'Earth is in the heavens', Joseph Campbell taught us

Joseph Campbell was a scholar, teacher and thinker who achieved enormous popularity addressing the disenchantment of modern life with a message of renewal and hope. His message had great influence. Today when you hear someone say “I’m spiritual but not religious,” Campbell is partly to blame.

Campbell once spoke about the famous image astronauts took of the Earth rising over the moon’s horizon that first appeared during the early 1970s. The space age, he felt, had brought us an awareness that is still slowly sinking in: The world as we know it is coming to an end.

“Our world as the center of the universe, the world divided from the heavens, the world bound by horizons in which God’s love is reserved for members of the in group: That is the world that is passing away,” said Campbell. “Apocalypse is not about a fiery Armageddon and salvation of a chosen few, but about the fact that our ignorance and our complacency are coming to an end.”

Today when books about the end of times, the Mayan predictions for 2012 soar to the top of the bookstore charts, Campbell’s view is timely and helpful.

Although the word is commonly used to denote a falsehood, “myth” – as Campbell taught us – is as relevant today as current headlines. A New Yorker, Campbell was fond of saying “The latest incarnation of Oedipus, the continued romance of Beauty and the Beast, stand this afternoon on the corner of 42nd Street and Fifth Avenue, waiting for the light to change.”

Campbell’s message was that these are stories about our common religious experience. They are not old museum pieces with little relevance. Myth is about our life today. Myths, he said, are the “masks of God.”

One of the most beloved teachers of our time, Campbell was a reliable guide through the mysteries of the ancient texts of Beowulf, the Tibetan Book of the Dead, the Egyptian mysteries, the Iliad and the Odyssey, the Arthurian romances, the American Indian myths, stories from the Hindu, Buddhist and Christian religions as well as modern myth makers like James Joyce, Thomas Mann and Pablo Picasso. These stories and images from the world’s cultures are, he felt, “secret openings through which the inexhaustible energies of the cosmos pour into human cultural manifestation.” He was convinced that religion boils up from the “basic, magic ring of myth.”

Campbell acknowledged that his Catholic upbringing had proven a rich resource for his life. “I think any one who has not been Catholic in that sort of substantial way has no realization of the ambiance of religion within which you live. It’s powerful; it’s potent; it’s life supporting. And it’s beautiful. Every month has its poetic and spiritual value… I’m sure that my interest in mythology comes out of that.”

“Truth is one,” he said, “and the sages speak of it by many names.” The common themes and images in our sacred stories and art transcend the cultures from which they come.
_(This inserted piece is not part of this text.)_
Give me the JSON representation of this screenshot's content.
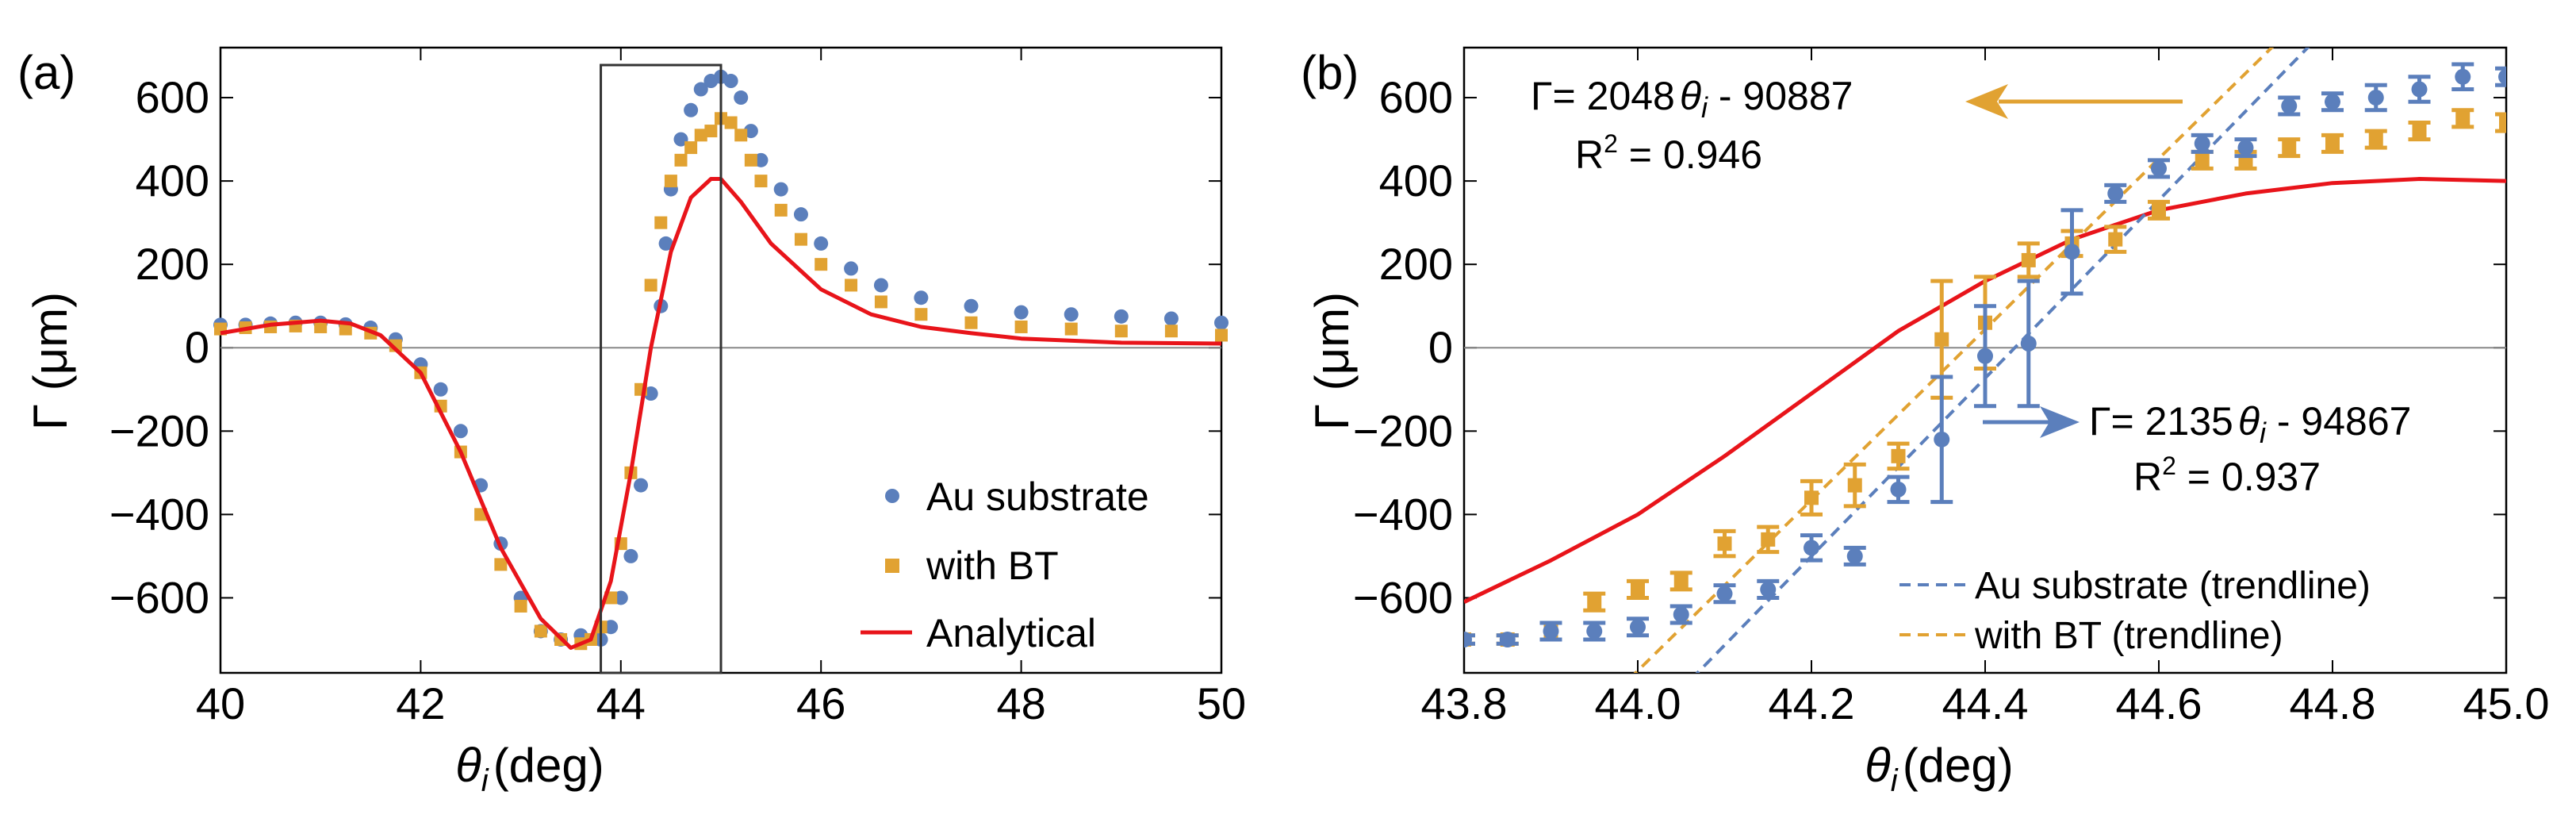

He believed that a reviewing of such primordial images and themes in mythology such as death and resurrection, virgin birth, the hero’s quest and the promised land – the universal aspects of the soul, the blood memories – could reveal our common psychological roots. “They could even show us, as seen from below,” Campbell wrote, “ how the soul views itself.”

Campbell showed us that that the moon flights and the accompanying photographs were theological moments as well as historic ones. “They ended a great cleft in our spirit, proving to us that Earth is not below and heaven above. Earth is in the heavens,” said Campbell’s friend Eugene Kennedy. “Carl Jung said that the proclamation by Pius XII of the assumption of the Virgin Mary in the 1950s was nothing less than Mother Earth returning to the heavens. This recent declaration of new dogma shows so well how our religious images reflect our experience,” Kennedy said.
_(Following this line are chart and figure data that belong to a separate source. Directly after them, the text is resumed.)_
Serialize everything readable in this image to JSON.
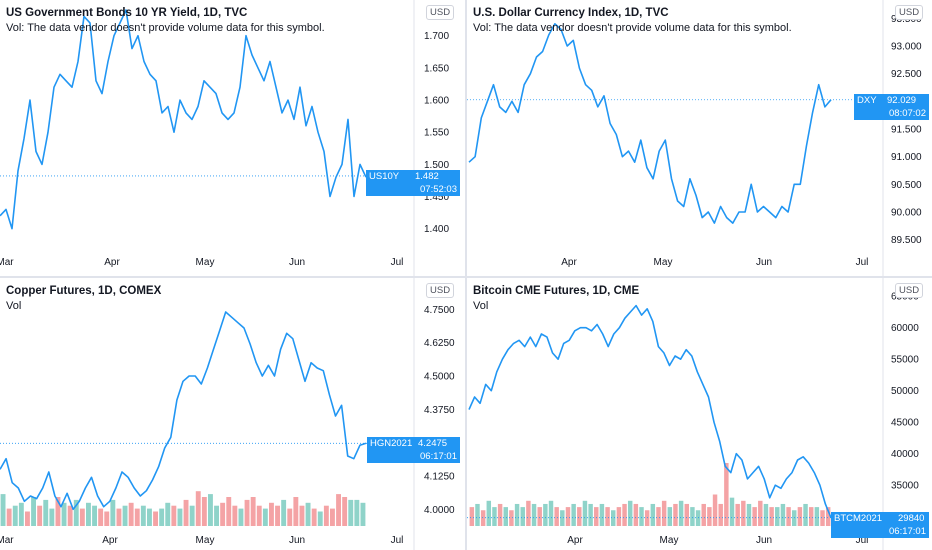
{
  "panes": [
    {
      "title": "US Government Bonds 10 YR Yield, 1D, TVC",
      "subtitle": "Vol: The data vendor doesn't provide volume data for this symbol.",
      "currency": "USD",
      "ticker": "US10Y",
      "last_value": "1.482",
      "countdown": "07:52:03",
      "chart_data": {
        "type": "line",
        "x_labels": [
          "Mar",
          "Apr",
          "May",
          "Jun",
          "Jul"
        ],
        "y_ticks": [
          "1.400",
          "1.450",
          "1.500",
          "1.550",
          "1.600",
          "1.650",
          "1.700"
        ],
        "ylim": [
          1.37,
          1.74
        ],
        "last": 1.482,
        "series": [
          {
            "values": [
              1.42,
              1.43,
              1.4,
              1.49,
              1.54,
              1.6,
              1.52,
              1.5,
              1.55,
              1.62,
              1.64,
              1.63,
              1.62,
              1.66,
              1.73,
              1.72,
              1.63,
              1.61,
              1.66,
              1.7,
              1.72,
              1.74,
              1.68,
              1.7,
              1.66,
              1.64,
              1.63,
              1.58,
              1.59,
              1.55,
              1.6,
              1.58,
              1.57,
              1.59,
              1.63,
              1.62,
              1.61,
              1.58,
              1.57,
              1.58,
              1.62,
              1.7,
              1.67,
              1.65,
              1.63,
              1.66,
              1.62,
              1.58,
              1.6,
              1.57,
              1.62,
              1.56,
              1.59,
              1.55,
              1.52,
              1.45,
              1.48,
              1.5,
              1.57,
              1.45,
              1.5,
              1.48
            ]
          }
        ]
      }
    },
    {
      "title": "U.S. Dollar Currency Index, 1D, TVC",
      "subtitle": "Vol: The data vendor doesn't provide volume data for this symbol.",
      "currency": "USD",
      "ticker": "DXY",
      "last_value": "92.029",
      "countdown": "08:07:02",
      "chart_data": {
        "type": "line",
        "x_labels": [
          "Apr",
          "May",
          "Jun",
          "Jul"
        ],
        "y_ticks": [
          "89.500",
          "90.000",
          "90.500",
          "91.000",
          "91.500",
          "92.000",
          "92.500",
          "93.000",
          "93.500"
        ],
        "ylim": [
          89.35,
          93.65
        ],
        "last": 92.029,
        "series": [
          {
            "values": [
              90.9,
              91.0,
              91.7,
              92.0,
              92.3,
              91.9,
              91.8,
              92.0,
              91.8,
              92.3,
              92.5,
              92.8,
              92.9,
              93.2,
              93.4,
              93.3,
              93.0,
              93.1,
              92.6,
              92.3,
              92.2,
              91.9,
              92.1,
              91.6,
              91.4,
              91.0,
              91.1,
              90.9,
              91.3,
              90.8,
              90.6,
              91.1,
              91.3,
              90.6,
              90.2,
              90.1,
              90.6,
              90.3,
              89.9,
              90.0,
              89.8,
              90.1,
              89.9,
              89.8,
              90.0,
              90.0,
              90.5,
              90.0,
              90.1,
              90.0,
              89.9,
              90.1,
              90.0,
              90.5,
              90.5,
              91.2,
              91.8,
              92.3,
              91.9,
              92.029
            ]
          }
        ]
      }
    },
    {
      "title": "Copper Futures, 1D, COMEX",
      "subtitle": "Vol",
      "currency": "USD",
      "ticker": "HGN2021",
      "last_value": "4.2475",
      "countdown": "06:17:01",
      "chart_data": {
        "type": "line",
        "x_labels": [
          "Mar",
          "Apr",
          "May",
          "Jun",
          "Jul"
        ],
        "y_ticks": [
          "4.0000",
          "4.1250",
          "4.2500",
          "4.3750",
          "4.5000",
          "4.6250",
          "4.7500"
        ],
        "ylim": [
          3.93,
          4.83
        ],
        "last": 4.2475,
        "series": [
          {
            "values": [
              4.15,
              4.19,
              4.1,
              4.08,
              4.03,
              4.05,
              4.04,
              4.08,
              4.14,
              4.05,
              4.01,
              4.06,
              4.0,
              4.03,
              4.08,
              4.12,
              4.05,
              4.01,
              4.03,
              4.08,
              4.14,
              4.12,
              4.08,
              4.05,
              4.07,
              4.11,
              4.16,
              4.23,
              4.27,
              4.41,
              4.48,
              4.5,
              4.5,
              4.47,
              4.53,
              4.6,
              4.67,
              4.74,
              4.72,
              4.7,
              4.68,
              4.62,
              4.55,
              4.5,
              4.54,
              4.5,
              4.6,
              4.66,
              4.64,
              4.56,
              4.48,
              4.55,
              4.53,
              4.52,
              4.43,
              4.35,
              4.39,
              4.2,
              4.19,
              4.24,
              4.2475
            ]
          }
        ],
        "volume": {
          "values": [
            0.55,
            0.3,
            0.35,
            0.4,
            0.25,
            0.5,
            0.35,
            0.45,
            0.3,
            0.5,
            0.4,
            0.35,
            0.45,
            0.3,
            0.4,
            0.35,
            0.3,
            0.25,
            0.45,
            0.3,
            0.35,
            0.4,
            0.3,
            0.35,
            0.3,
            0.25,
            0.3,
            0.4,
            0.35,
            0.3,
            0.45,
            0.35,
            0.6,
            0.5,
            0.55,
            0.35,
            0.4,
            0.5,
            0.35,
            0.3,
            0.45,
            0.5,
            0.35,
            0.3,
            0.4,
            0.35,
            0.45,
            0.3,
            0.5,
            0.35,
            0.4,
            0.3,
            0.25,
            0.35,
            0.3,
            0.55,
            0.5,
            0.45,
            0.45,
            0.4
          ],
          "up": [
            true,
            false,
            true,
            true,
            false,
            true,
            false,
            true,
            true,
            false,
            true,
            false,
            true,
            false,
            true,
            true,
            false,
            false,
            true,
            false,
            true,
            false,
            false,
            true,
            true,
            false,
            true,
            true,
            false,
            true,
            false,
            true,
            false,
            false,
            true,
            true,
            false,
            false,
            false,
            true,
            false,
            false,
            false,
            true,
            false,
            false,
            true,
            false,
            false,
            false,
            true,
            false,
            true,
            false,
            false,
            false,
            false,
            true,
            true,
            true
          ]
        }
      }
    },
    {
      "title": "Bitcoin CME Futures, 1D, CME",
      "subtitle": "Vol",
      "currency": "USD",
      "ticker": "BTCM2021",
      "last_value": "29840",
      "countdown": "06:17:01",
      "chart_data": {
        "type": "line",
        "x_labels": [
          "Apr",
          "May",
          "Jun",
          "Jul"
        ],
        "y_ticks": [
          "35000",
          "40000",
          "45000",
          "50000",
          "55000",
          "60000",
          "65000"
        ],
        "ylim": [
          28200,
          66300
        ],
        "last": 29840,
        "series": [
          {
            "values": [
              47000,
              49000,
              48000,
              51000,
              50000,
              53000,
              55000,
              56500,
              57500,
              58000,
              57000,
              58500,
              57000,
              59000,
              58500,
              56000,
              55000,
              57500,
              58000,
              59500,
              60000,
              60000,
              59500,
              60500,
              59000,
              57000,
              59000,
              60000,
              61500,
              62500,
              63500,
              62000,
              63000,
              61000,
              57000,
              56000,
              54000,
              55500,
              55000,
              56500,
              55500,
              53000,
              51000,
              49000,
              45000,
              42000,
              38000,
              37000,
              40000,
              39000,
              36000,
              37000,
              38000,
              36000,
              33000,
              35000,
              34500,
              36000,
              37000,
              39000,
              39500,
              38500,
              37000,
              35000,
              32000,
              29840
            ]
          }
        ],
        "volume": {
          "values": [
            0.3,
            0.35,
            0.25,
            0.4,
            0.3,
            0.35,
            0.3,
            0.25,
            0.35,
            0.3,
            0.4,
            0.35,
            0.3,
            0.35,
            0.4,
            0.3,
            0.25,
            0.3,
            0.35,
            0.3,
            0.4,
            0.35,
            0.3,
            0.35,
            0.3,
            0.25,
            0.3,
            0.35,
            0.4,
            0.35,
            0.3,
            0.25,
            0.35,
            0.3,
            0.4,
            0.3,
            0.35,
            0.4,
            0.35,
            0.3,
            0.25,
            0.35,
            0.3,
            0.5,
            0.35,
            1.0,
            0.45,
            0.35,
            0.4,
            0.35,
            0.3,
            0.4,
            0.35,
            0.3,
            0.3,
            0.35,
            0.3,
            0.25,
            0.3,
            0.35,
            0.3,
            0.3,
            0.25,
            0.3
          ],
          "up": [
            false,
            true,
            false,
            true,
            true,
            false,
            true,
            false,
            true,
            true,
            false,
            true,
            false,
            true,
            true,
            false,
            true,
            false,
            true,
            false,
            true,
            true,
            false,
            true,
            false,
            true,
            false,
            false,
            true,
            false,
            true,
            false,
            true,
            false,
            false,
            true,
            false,
            true,
            false,
            true,
            true,
            false,
            false,
            false,
            false,
            false,
            true,
            false,
            false,
            true,
            false,
            false,
            true,
            false,
            true,
            true,
            false,
            true,
            false,
            true,
            false,
            true,
            false,
            false
          ]
        }
      }
    }
  ]
}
Kennedy’s interview with Campbell for the New York Times Magazine introduced Bill Moyers to Campbell, leading him in turn to the public television series that made Campbell famous.

In that interview, Campbell talks about the Stanley Kubrick film “2001: A Space Odyssey,” particularly the opening scenes that depict our ape-like ancestors millions of years ago snarling and squabbling with each other, then cowering together in fear at night while predators lurk outside their cave. “Yet there is one among them,” Campbell points out, “who is slightly different, one who is drawn out of curiosity to approach and explore, one who has a sense of awe before the unknown. This one is apart and alone, seated in wonder before a panel of metal standing mysteriously upright in the landscape. He contemplates it, then he reaches out and touches it cautiously in the way the first astronaut’s foot approached and then gently touched down on the moon.

“Awe, you see, is what moves us forward,” said Campbell. Awe dwells at the heart of our religious experience.

“We live in the stars,” said Joseph Campbell, “and we are finally moved by awe to our greatest adventures. The kingdom of God is truly within us.”